Apart from a the Army's recommendations to the government today that all personnel get a five-fold jump in pay, they have also for the first time put into focus that unidentifiable something that makes military life so completely different from anything else. The Army wants special risk-related allowances, a separate military incentive pay and, interestingly, what it actually calls X-Factor pay. This of course has a huge number of dimensions.

Personnel deployed in field formations, especially in the North East and Jammu & Kashmir are constantly in danger of bodily harm. Those who patrol the unforgivingly cold and hostile heights on the Saltoro ridge and Sikkim have other enemies to plough through. Helicopter pilots, like the two who were killed last week, have to brave blizzards in tiny metal machines. The element of risk and the X-Factor of walking a thin line for most of your life, is something the Army now wants quantified, and rewarded well.

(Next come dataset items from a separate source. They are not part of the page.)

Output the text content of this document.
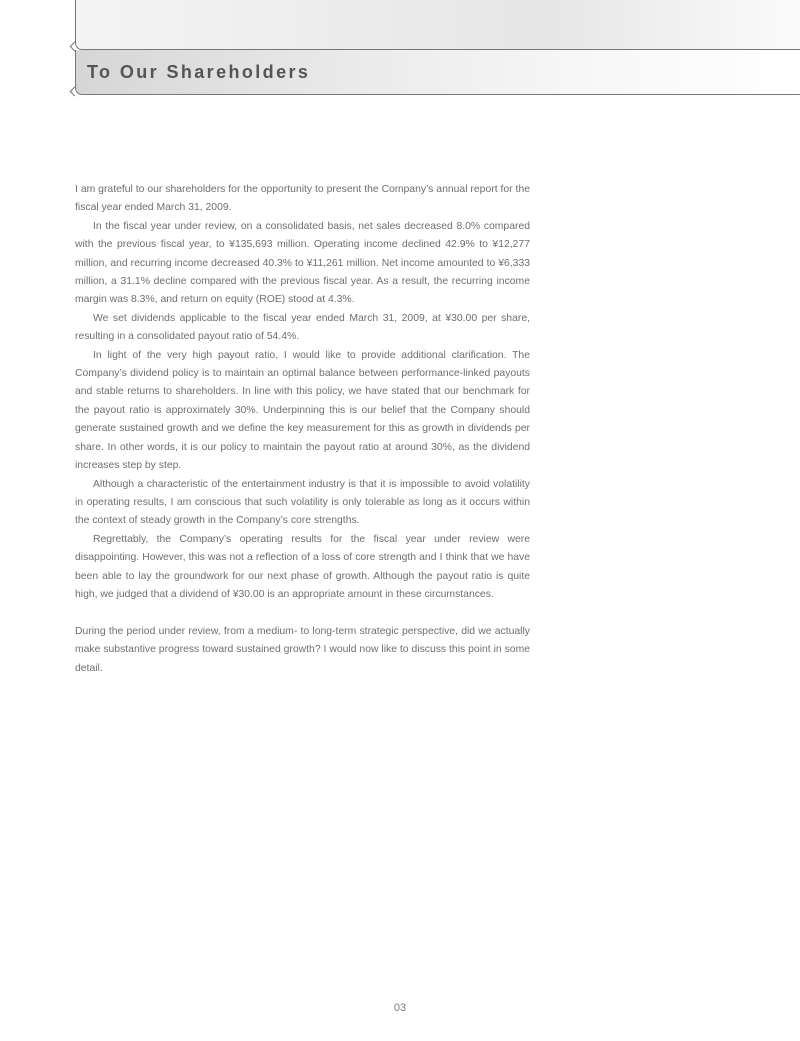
To Our Shareholders

I am grateful to our shareholders for the opportunity to present the Company’s annual report for the fiscal year ended March 31, 2009.

In the fiscal year under review, on a consolidated basis, net sales decreased 8.0% compared with the previous fiscal year, to ¥135,693 million. Operating income declined 42.9% to ¥12,277 million, and recurring income decreased 40.3% to ¥11,261 million. Net income amounted to ¥6,333 million, a 31.1% decline compared with the previous fiscal year. As a result, the recurring income margin was 8.3%, and return on equity (ROE) stood at 4.3%.

We set dividends applicable to the fiscal year ended March 31, 2009, at ¥30.00 per share, resulting in a consolidated payout ratio of 54.4%.

In light of the very high payout ratio, I would like to provide additional clarification. The Company’s dividend policy is to maintain an optimal balance between performance-linked payouts and stable returns to shareholders. In line with this policy, we have stated that our benchmark for the payout ratio is approximately 30%. Underpinning this is our belief that the Company should generate sustained growth and we define the key measurement for this as growth in dividends per share. In other words, it is our policy to maintain the payout ratio at around 30%, as the dividend increases step by step.

Although a characteristic of the entertainment industry is that it is impossible to avoid volatility in operating results, I am conscious that such volatility is only tolerable as long as it occurs within the context of steady growth in the Company’s core strengths.

Regrettably, the Company’s operating results for the fiscal year under review were disappointing. However, this was not a reflection of a loss of core strength and I think that we have been able to lay the groundwork for our next phase of growth. Although the payout ratio is quite high, we judged that a dividend of ¥30.00 is an appropriate amount in these circumstances.

During the period under review, from a medium- to long-term strategic perspective, did we actually make substantive progress toward sustained growth? I would now like to discuss this point in some detail.

03
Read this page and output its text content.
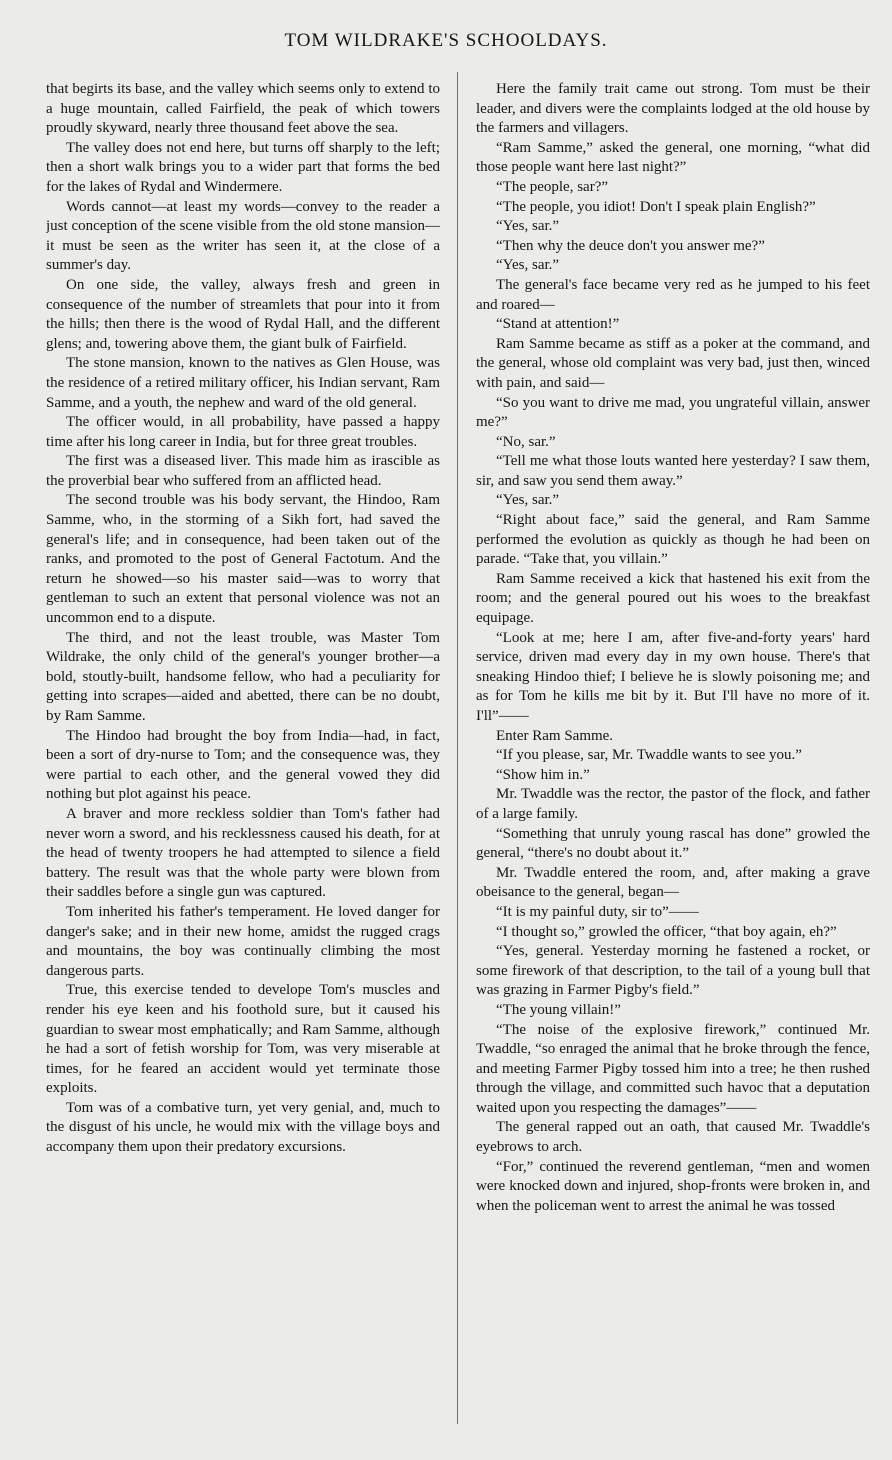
TOM WILDRAKE'S SCHOOLDAYS.

that begirts its base, and the valley which seems only to extend to a huge mountain, called Fairfield, the peak of which towers proudly skyward, nearly three thousand feet above the sea.

The valley does not end here, but turns off sharply to the left; then a short walk brings you to a wider part that forms the bed for the lakes of Rydal and Windermere.

Words cannot—at least my words—convey to the reader a just conception of the scene visible from the old stone mansion—it must be seen as the writer has seen it, at the close of a summer's day.

On one side, the valley, always fresh and green in consequence of the number of streamlets that pour into it from the hills; then there is the wood of Rydal Hall, and the different glens; and, towering above them, the giant bulk of Fairfield.

The stone mansion, known to the natives as Glen House, was the residence of a retired military officer, his Indian servant, Ram Samme, and a youth, the nephew and ward of the old general.

The officer would, in all probability, have passed a happy time after his long career in India, but for three great troubles.

The first was a diseased liver. This made him as irascible as the proverbial bear who suffered from an afflicted head.

The second trouble was his body servant, the Hindoo, Ram Samme, who, in the storming of a Sikh fort, had saved the general's life; and in consequence, had been taken out of the ranks, and promoted to the post of General Factotum. And the return he showed—so his master said—was to worry that gentleman to such an extent that personal violence was not an uncommon end to a dispute.

The third, and not the least trouble, was Master Tom Wildrake, the only child of the general's younger brother—a bold, stoutly-built, handsome fellow, who had a peculiarity for getting into scrapes—aided and abetted, there can be no doubt, by Ram Samme.

The Hindoo had brought the boy from India—had, in fact, been a sort of dry-nurse to Tom; and the consequence was, they were partial to each other, and the general vowed they did nothing but plot against his peace.

A braver and more reckless soldier than Tom's father had never worn a sword, and his recklessness caused his death, for at the head of twenty troopers he had attempted to silence a field battery. The result was that the whole party were blown from their saddles before a single gun was captured.

Tom inherited his father's temperament. He loved danger for danger's sake; and in their new home, amidst the rugged crags and mountains, the boy was continually climbing the most dangerous parts.

True, this exercise tended to develope Tom's muscles and render his eye keen and his foothold sure, but it caused his guardian to swear most emphatically; and Ram Samme, although he had a sort of fetish worship for Tom, was very miserable at times, for he feared an accident would yet terminate those exploits.

Tom was of a combative turn, yet very genial, and, much to the disgust of his uncle, he would mix with the village boys and accompany them upon their predatory excursions.

Here the family trait came out strong. Tom must be their leader, and divers were the complaints lodged at the old house by the farmers and villagers.

“Ram Samme,” asked the general, one morning, “what did those people want here last night?”

“The people, sar?”

“The people, you idiot! Don't I speak plain English?”

“Yes, sar.”

“Then why the deuce don't you answer me?”

“Yes, sar.”

The general's face became very red as he jumped to his feet and roared—

“Stand at attention!”

Ram Samme became as stiff as a poker at the command, and the general, whose old complaint was very bad, just then, winced with pain, and said—

“So you want to drive me mad, you ungrateful villain, answer me?”

“No, sar.”

“Tell me what those louts wanted here yesterday? I saw them, sir, and saw you send them away.”

“Yes, sar.”

“Right about face,” said the general, and Ram Samme performed the evolution as quickly as though he had been on parade. “Take that, you villain.”

Ram Samme received a kick that hastened his exit from the room; and the general poured out his woes to the breakfast equipage.

“Look at me; here I am, after five-and-forty years' hard service, driven mad every day in my own house. There's that sneaking Hindoo thief; I believe he is slowly poisoning me; and as for Tom he kills me bit by it. But I'll have no more of it. I'll”——

Enter Ram Samme.

“If you please, sar, Mr. Twaddle wants to see you.”

“Show him in.”

Mr. Twaddle was the rector, the pastor of the flock, and father of a large family.

“Something that unruly young rascal has done” growled the general, “there's no doubt about it.”

Mr. Twaddle entered the room, and, after making a grave obeisance to the general, began—

“It is my painful duty, sir to”——

“I thought so,” growled the officer, “that boy again, eh?”

“Yes, general. Yesterday morning he fastened a rocket, or some firework of that description, to the tail of a young bull that was grazing in Farmer Pigby's field.”

“The young villain!”

“The noise of the explosive firework,” continued Mr. Twaddle, “so enraged the animal that he broke through the fence, and meeting Farmer Pigby tossed him into a tree; he then rushed through the village, and committed such havoc that a deputation waited upon you respecting the damages”——

The general rapped out an oath, that caused Mr. Twaddle's eyebrows to arch.

“For,” continued the reverend gentleman, “men and women were knocked down and injured, shop-fronts were broken in, and when the policeman went to arrest the animal he was tossed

Armed forces personnel always complain in private that bureaucrats in the civil services persistently flush down hopes of salaries that would put the military on par with not just the private sector, but other services within the government itself... like the IAS or the police.

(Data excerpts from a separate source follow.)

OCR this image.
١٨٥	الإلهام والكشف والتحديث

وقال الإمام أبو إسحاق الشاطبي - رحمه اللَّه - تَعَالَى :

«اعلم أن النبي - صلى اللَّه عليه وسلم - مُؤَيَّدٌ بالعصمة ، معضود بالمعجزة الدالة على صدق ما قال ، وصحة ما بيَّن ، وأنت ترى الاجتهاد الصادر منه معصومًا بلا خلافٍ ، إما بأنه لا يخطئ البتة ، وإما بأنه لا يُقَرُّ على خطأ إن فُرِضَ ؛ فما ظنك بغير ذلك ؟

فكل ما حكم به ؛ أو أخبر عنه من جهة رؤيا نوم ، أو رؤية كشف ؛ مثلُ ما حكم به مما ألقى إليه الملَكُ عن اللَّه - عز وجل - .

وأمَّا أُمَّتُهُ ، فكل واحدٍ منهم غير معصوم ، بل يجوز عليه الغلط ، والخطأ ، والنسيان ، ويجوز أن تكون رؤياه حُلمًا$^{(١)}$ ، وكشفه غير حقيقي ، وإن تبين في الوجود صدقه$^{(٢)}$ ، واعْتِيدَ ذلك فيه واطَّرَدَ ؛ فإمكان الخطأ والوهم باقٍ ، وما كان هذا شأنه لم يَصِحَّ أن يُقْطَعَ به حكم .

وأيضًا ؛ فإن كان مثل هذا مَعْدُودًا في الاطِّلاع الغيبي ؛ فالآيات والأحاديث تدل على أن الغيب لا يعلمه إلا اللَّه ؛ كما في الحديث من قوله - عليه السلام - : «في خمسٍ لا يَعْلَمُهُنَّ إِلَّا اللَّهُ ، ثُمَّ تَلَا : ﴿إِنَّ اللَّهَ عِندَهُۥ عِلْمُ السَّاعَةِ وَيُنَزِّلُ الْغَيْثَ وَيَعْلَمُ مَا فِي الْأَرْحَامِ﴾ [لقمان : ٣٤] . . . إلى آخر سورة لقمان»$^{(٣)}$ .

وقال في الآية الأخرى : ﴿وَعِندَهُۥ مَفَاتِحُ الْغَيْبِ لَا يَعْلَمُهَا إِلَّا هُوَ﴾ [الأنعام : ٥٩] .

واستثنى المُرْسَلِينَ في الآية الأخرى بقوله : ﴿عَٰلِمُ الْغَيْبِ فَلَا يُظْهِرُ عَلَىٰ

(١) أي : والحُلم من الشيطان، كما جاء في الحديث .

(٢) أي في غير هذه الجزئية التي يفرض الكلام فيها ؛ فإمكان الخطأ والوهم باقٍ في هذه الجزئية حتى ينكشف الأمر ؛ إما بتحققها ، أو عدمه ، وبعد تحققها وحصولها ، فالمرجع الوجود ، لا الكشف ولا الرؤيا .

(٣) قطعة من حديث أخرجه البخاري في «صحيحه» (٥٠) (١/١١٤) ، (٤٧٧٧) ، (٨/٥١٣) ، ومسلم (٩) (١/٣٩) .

This time around, the IAS has demanded a pay scale revision of just over three times from the sixth pay commission, which is probably why the armed forces have aimed at a five-fold increase in compensation to bring in at least some semblance of parity. So if junior to middle rung officers of the IAS are hoping for revised salaries of between 35,000-57,000 rupees, defence officers of corresponding seniority are looking at adjustments that will allow them to take home between 43,000 and 90,000 rupees. Cynics in uniform will always affirm however, that the past seldom passes.

The armed forces history with pay commissions is a dismal one. For the third pay commission in the 1970s, the services were barred from making recommendations by a government that was afraid it would affect discipline. To the astonishment of everyone in uniform at the time, the commission actually decided that advantages of a military career outweighed the downside. In the fourth pay commission, another rude shock was to follow. The promising rank pay introduced for officers uptil the rank of Brigadier was quietly deducted from their basic pay, a decades old goof that has hoardes of retired officers now thronging the civilian courts for redressal.

They won't admit it out loud, but most in the Army feel they've been shortchanged all along by apathetic governments and the civil services lobby eager to keep inflated revenue expenditures all for itself. There's no reason to believe this time will be any different, but there's little left to do for those in uniform but hope for a sympathetic ear. And as they're saying in the forces these days, no matter how much the economy booms, peanuts will only attract monkeys.